Comparing pre-generated drafts

dspy.MultiChainComparison(signature, M=3, temperature=0.7, **config) The constructor mutates the input signature: it prepends one output field (a synthesized rationale) and appends M input fields named reasoning_attempt_1 through reasoning_attempt_M. It then builds an internal Predict over the modified signature. At call time, forward(completions, **kwargs) reads each completion’s rationale (or reasoning) and the last output field, formats them as one-line attempt strings, and supplies them as the new inputs. The LM is asked to reason holistically across attempts and produce one synthesized answer in the original output field. The number of supplied completions must equal M; an assertion enforces this.

Generating and running code

For tasks where the answer is best computed, not narrated.

dspy.ProgramOfThought(signature, max_iters=3, interpreter=None) Holds three internal ChainOfThought predictors: code_generate produces Python, code_regenerate rewrites it after an execution error, and generate_output extracts the declared output fields from the run’s printed result. The forward loop asks code_generate for code, runs it through the PythonInterpreter, and on error feeds the error message back to code_regenerate for up to max_iters rounds. Once execution succeeds, generate_output produces the signature’s output fields. If max_iters is exhausted, the module raises.

dspy.CodeAct(signature, tools, max_iters=5, interpreter=None) Multiple inheritance from ReAct and ProgramOfThought. Tools must be plain def functions, not callable objects — the module reads inspect.getsource(tool.func) and injects each definition into the sandbox at the start of every forward. Each iteration: an inner codeact predictor produces Python plus a finished boolean; the interpreter runs the code; the trajectory dict gains a generated_code_i and code_output_i (or observation_i on parse/execution error). The loop exits when the LM sets finished=True or max_iters is reached. A ChainOfThought extractor then reads the trajectory and produces the declared outputs.

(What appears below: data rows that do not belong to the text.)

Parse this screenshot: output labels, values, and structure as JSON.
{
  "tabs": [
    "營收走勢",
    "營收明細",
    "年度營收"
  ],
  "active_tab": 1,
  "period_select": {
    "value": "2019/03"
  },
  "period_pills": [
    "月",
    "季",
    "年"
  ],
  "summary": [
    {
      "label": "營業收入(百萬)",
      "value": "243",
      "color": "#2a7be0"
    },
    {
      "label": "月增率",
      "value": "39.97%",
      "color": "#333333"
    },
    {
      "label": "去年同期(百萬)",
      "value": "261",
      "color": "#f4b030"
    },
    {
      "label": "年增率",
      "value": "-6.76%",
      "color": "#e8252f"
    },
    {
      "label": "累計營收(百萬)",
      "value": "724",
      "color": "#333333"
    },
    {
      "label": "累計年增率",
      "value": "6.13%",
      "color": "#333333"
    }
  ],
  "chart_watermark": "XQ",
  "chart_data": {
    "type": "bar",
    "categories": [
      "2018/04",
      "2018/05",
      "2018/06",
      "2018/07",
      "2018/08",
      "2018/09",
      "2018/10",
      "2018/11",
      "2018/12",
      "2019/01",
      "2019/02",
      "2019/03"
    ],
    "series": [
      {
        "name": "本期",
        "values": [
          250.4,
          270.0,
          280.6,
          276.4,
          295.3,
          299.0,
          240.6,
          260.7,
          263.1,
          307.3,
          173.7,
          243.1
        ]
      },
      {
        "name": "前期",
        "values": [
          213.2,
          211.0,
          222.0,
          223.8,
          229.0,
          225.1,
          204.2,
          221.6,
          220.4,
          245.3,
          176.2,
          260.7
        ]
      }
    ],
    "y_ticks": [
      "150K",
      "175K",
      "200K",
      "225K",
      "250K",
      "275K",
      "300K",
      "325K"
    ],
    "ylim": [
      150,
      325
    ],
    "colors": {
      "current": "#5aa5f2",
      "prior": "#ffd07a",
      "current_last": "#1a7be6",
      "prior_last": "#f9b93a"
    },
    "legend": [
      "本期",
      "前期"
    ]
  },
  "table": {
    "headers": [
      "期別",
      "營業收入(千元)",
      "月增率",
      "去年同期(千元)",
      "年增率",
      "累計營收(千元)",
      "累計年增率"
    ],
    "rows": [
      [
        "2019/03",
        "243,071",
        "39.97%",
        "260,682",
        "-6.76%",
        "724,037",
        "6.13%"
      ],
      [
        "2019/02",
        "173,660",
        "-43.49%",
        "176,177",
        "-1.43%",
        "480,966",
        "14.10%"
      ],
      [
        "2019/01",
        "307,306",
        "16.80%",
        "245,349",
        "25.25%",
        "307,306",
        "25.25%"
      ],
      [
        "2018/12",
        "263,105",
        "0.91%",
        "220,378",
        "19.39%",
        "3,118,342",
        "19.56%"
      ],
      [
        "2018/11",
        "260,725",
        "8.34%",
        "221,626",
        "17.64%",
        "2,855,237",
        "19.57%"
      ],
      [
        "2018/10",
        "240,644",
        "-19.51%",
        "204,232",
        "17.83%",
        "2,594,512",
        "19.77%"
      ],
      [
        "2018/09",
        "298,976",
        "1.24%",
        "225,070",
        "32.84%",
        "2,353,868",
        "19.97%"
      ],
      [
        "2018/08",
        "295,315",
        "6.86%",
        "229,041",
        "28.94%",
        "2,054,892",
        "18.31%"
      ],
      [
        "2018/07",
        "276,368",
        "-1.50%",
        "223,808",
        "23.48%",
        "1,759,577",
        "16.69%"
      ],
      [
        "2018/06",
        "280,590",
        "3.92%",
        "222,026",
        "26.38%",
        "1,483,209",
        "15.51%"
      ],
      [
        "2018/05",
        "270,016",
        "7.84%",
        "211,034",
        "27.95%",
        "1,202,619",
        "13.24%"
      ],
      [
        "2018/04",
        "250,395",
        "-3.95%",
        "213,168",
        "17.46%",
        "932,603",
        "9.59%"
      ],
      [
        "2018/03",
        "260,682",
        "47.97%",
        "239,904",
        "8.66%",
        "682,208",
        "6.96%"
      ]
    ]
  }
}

dspy.RLM(signature, max_iterations=20, max_llm_calls=50, max_output_chars=10_000, verbose=False, tools=None, sub_lm=None, interpreter=None) Experimental. A REPL-style code agent that exposes two built-in tools — llm_query and llm_query_batched — so generated code can call a separate sub_lm mid-execution. A shared counter across iterations enforces max_llm_calls; tool names are validated as Python identifiers; SandboxSerializable inputs encode into the sandbox so large contexts don’t have to be re-marshalled each turn. If the loop ends without an explicit submission, the extractor pass produces the final outputs from the trajectory.

Running modules in parallel

dspy.Parallel(num_threads=None, max_errors=None, access_examples=True, return_failed_examples=False, provide_traceback=None, disable_progress_bar=False, timeout=120, straggler_limit=3) Wraps ParallelExecutor and submits each (module, example) pair to a thread pool. The example can be a dspy.Example (unpacked via .inputs() when access_examples=True), a dict (unpacked as kwargs), a tuple (unpacked positionally), or a list (passed through when the module is itself a Parallel). The executor snapshots the parent’s thread_local_overrides and re-applies it inside each worker, so a surrounding dspy.context(...) is honored. Returns predictions in input order; with return_failed_examples=True, returns a (results, failed_examples, exceptions) tuple.

dspy.KNN is a retrieval helper, not a generation module — see the Retrievers reference page.

dspy.ReAct is the canonical tool-using loop and has its own page: Tools, ReAct, and MCP. The wrapping machinery there is what CodeAct and RLM reuse.